Bonsoir Guillaume,
j'ai un peu tardé à répondre, je m'en excuse
mais je préféré le faire bien... c'était un peu l'agitation autour ce we.
PS : merci pour tes précieux conseil en méditation, je m'y atèle dés ce soir!
Pas de problème, tant que tu préviens. Agité ou pas, j'espère que tu as passé un bon week-end!
Pour ce qui est de la méditation, fais ça tranquillement, étape par étape, et dis-moi comment cela se passe...

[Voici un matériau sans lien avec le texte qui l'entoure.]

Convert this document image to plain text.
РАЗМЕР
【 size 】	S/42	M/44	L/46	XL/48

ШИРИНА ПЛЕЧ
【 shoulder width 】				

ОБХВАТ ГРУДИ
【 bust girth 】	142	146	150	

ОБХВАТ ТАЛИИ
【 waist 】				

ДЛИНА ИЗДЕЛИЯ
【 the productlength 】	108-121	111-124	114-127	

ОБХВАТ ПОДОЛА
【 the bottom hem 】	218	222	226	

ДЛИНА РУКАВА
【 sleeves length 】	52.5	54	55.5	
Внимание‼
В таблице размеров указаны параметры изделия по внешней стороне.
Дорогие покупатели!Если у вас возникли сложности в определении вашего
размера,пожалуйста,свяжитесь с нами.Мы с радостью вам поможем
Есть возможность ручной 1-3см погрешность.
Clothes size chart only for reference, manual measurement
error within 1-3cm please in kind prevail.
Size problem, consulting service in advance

Oui il y a souffrance, et ou j'ai bien l'impression qu'il y a un moi/égo en trop la dedans. Mais les habitudes sont tenaces.
Quelles habitudes ?
noselfy wrote:
Effectivement, les pensées viennent de nulle part et tu ne peux pas les contrôler. Alors qu'est-ce que ça veut dire ? Est-ce qu'il y "quelqu'un" là-dedans qui pense ? Est-ce que c'est "toi" qui penses ? Comment expliquer qu'un penseur ne contrôle pas ses pensées ? S'il y a des pensées, y a-t-il forcément un penseur ? Est-ce qu'on ne pourrait pas juste dire "il y a des pensées", point à la ligne, sans chercher de sujet ?
Imagine un jour de vent. Il y a des souffles d'air, parfois des bourrasques. Tu peux dire "le vent souffle". Mais est-ce qu'il y a vraiment un sujet, un "souffleur". Tu vois un dieu Eole quelque part soufflant très fort avec ses petits poumons ? Non, il y a du vent, c'est tout...
Oui il y a des pensées... Mais elles contiennent l'idée d'un moi et contribuent à la croyance.
D'accord. Mais la question est: est-ce qu'il y a un penseur, oui ou non ?
"le grand méchant moi", ça me fais penser à un ennemi-imaginaire. C'est exactement ça, j'ai l'âge de ne plus y croire, mais j'y crois encore quand même!
C'est exactement ça: le moi est un ennemi imaginaire. Alors, est-ce tu crois toujours qu'il va te manger tout cru, le croque-mitaine ? Ou est-ce que tu préfères jouer au petit chaperon rouge ?
Non la peur n'est pas ressentie physiquement, c'est juste une idée tenace.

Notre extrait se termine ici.